Lucky (2017)
Nota: 8
Dirección: John Carroll Lynch
Guión: Logan Sparks, Drago Sumonja
Reparto: Harry Dean Stanton, Ed Begley Jr., Beth Grant, James Darren, Barry Shabaka Henley
Fotografía: Tim Suhrstedt
Duración: 88 Min.
No sabemos si el nombre por el que todos en su pueblo conocen a Lucky guarda relación con el célebre vaquero creado por Goscinny y Morris. Puede ser. Se sospecha tras el prólogo del film que, con la melodía de una ranchera como fondo, muestra el comienzo del nuevo día de un anciano solitario – esquivando siempre su rostro, hasta el momento en el que Harry Dean Stanton se cala su sombrero de cowboy. Y sale a caminar por el desierto.
Lo que sigue entonces, sin solución de continuidad, es pura poesía. Entiéndase, no un romance heroico a lo Terrence Malick, sino más bien un poema en versos sueltos, muy a lo Paterson (Jim Jarmusch, 2016), muy al modo de William Carlos Williams. Con sus rimas internas y su reflexión filosófica (existencialismo químicamente puro) escondidos tras un cigarrillo o una taza de café, tras un crucigrama. Lucky es el prototipo de hombre casi libre: libre porque sabe quién es y de dónde viene; casi porque intuye adónde va, y tiembla. A las puertas del telón final, el personaje de Dean Stanton (y el actor mismo) deja caer las máscaras de la hipocresía de la vida adulta, para mostrar en plenitud esa etapa de inocencia conquistada que puede ser la senectud. Un estadio de humanidad entrañable, en el que ya no se tiene reparos a llamar a las cosas por su nombre, a veces a través de un depurado cinismo. Un período en el que molesta el afán controlador, porque se ha llegado a la conclusión de que se está de prestado en la vida.
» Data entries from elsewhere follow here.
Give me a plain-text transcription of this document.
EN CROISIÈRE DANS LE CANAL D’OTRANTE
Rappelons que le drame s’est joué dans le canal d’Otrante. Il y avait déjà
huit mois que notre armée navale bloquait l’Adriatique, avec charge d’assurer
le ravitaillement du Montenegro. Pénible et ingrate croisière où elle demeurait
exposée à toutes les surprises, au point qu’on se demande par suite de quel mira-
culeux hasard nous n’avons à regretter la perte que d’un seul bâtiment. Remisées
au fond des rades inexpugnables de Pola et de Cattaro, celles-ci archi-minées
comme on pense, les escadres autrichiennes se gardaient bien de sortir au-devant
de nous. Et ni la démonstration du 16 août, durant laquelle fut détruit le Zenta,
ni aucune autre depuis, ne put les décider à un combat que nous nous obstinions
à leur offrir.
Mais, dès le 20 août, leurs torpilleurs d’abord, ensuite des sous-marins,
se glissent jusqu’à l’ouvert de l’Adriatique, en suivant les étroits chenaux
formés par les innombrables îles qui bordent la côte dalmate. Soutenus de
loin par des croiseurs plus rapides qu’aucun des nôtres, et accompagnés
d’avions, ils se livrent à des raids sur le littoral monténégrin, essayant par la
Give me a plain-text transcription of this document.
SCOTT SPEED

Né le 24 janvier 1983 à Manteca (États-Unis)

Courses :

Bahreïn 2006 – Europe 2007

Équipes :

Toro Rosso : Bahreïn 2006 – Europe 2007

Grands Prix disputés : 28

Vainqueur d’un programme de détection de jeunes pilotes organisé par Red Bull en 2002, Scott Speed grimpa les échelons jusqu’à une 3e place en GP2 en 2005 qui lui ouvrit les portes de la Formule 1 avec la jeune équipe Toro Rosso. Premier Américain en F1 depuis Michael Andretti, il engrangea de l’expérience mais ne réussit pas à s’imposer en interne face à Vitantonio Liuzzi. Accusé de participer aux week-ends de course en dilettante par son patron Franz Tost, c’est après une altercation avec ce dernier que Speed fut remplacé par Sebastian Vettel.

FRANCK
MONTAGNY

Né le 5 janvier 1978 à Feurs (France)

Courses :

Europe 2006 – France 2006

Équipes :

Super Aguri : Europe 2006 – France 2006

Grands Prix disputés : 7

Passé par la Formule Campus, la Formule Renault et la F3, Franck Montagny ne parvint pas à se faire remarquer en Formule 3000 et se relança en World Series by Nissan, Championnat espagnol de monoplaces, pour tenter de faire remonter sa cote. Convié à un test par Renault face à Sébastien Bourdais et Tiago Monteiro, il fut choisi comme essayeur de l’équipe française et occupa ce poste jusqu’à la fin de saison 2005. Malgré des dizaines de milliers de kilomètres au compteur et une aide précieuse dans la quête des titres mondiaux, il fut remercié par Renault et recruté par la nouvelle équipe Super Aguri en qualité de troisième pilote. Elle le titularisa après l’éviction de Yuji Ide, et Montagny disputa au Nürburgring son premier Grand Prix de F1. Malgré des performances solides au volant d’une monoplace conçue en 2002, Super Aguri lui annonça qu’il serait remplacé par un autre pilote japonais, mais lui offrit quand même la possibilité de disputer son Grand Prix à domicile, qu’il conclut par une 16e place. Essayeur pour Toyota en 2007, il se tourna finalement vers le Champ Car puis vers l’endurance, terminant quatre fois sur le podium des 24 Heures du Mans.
Los paisajes fotografiados por Tim Suhrsted, que tanto recuerdan a los de aquel otro punto álgido de la carrera de Dean Stanton, París-Texas (Wim Wenders, 1984), funcionan como un duplicado del alma de Lucky. Lugares tan áridos como auténticos, en contraste con el impostado jardín frondoso del local del que fue expulsado el viejo, por saltarse las normas absurdas de un mundo que había dejado de entender.
Apoyado en un lúcido guion de los desconocidos Logan Sparks y Drago Sumonja (que bien se puede tildar, parafraseando una de sus líneas, de “profundo de cojones”), John Carrol Lynch entrega un sólido debut que deja ganas de más, de mucho más de ese cine pequeño y auténtico traspasado de humanidad verdadera. Cansada quizá, pero sonriente. Como en el guiño final de Dean Stanton a la cámara, que porta la conciencia de una despedida. Un fin que sella el comienzo de una carrera cinematográfica ojalá tan fructífera como la del “otro” Lynch. Quien, por cierto, sale en la película, y, como siempre, triunfa.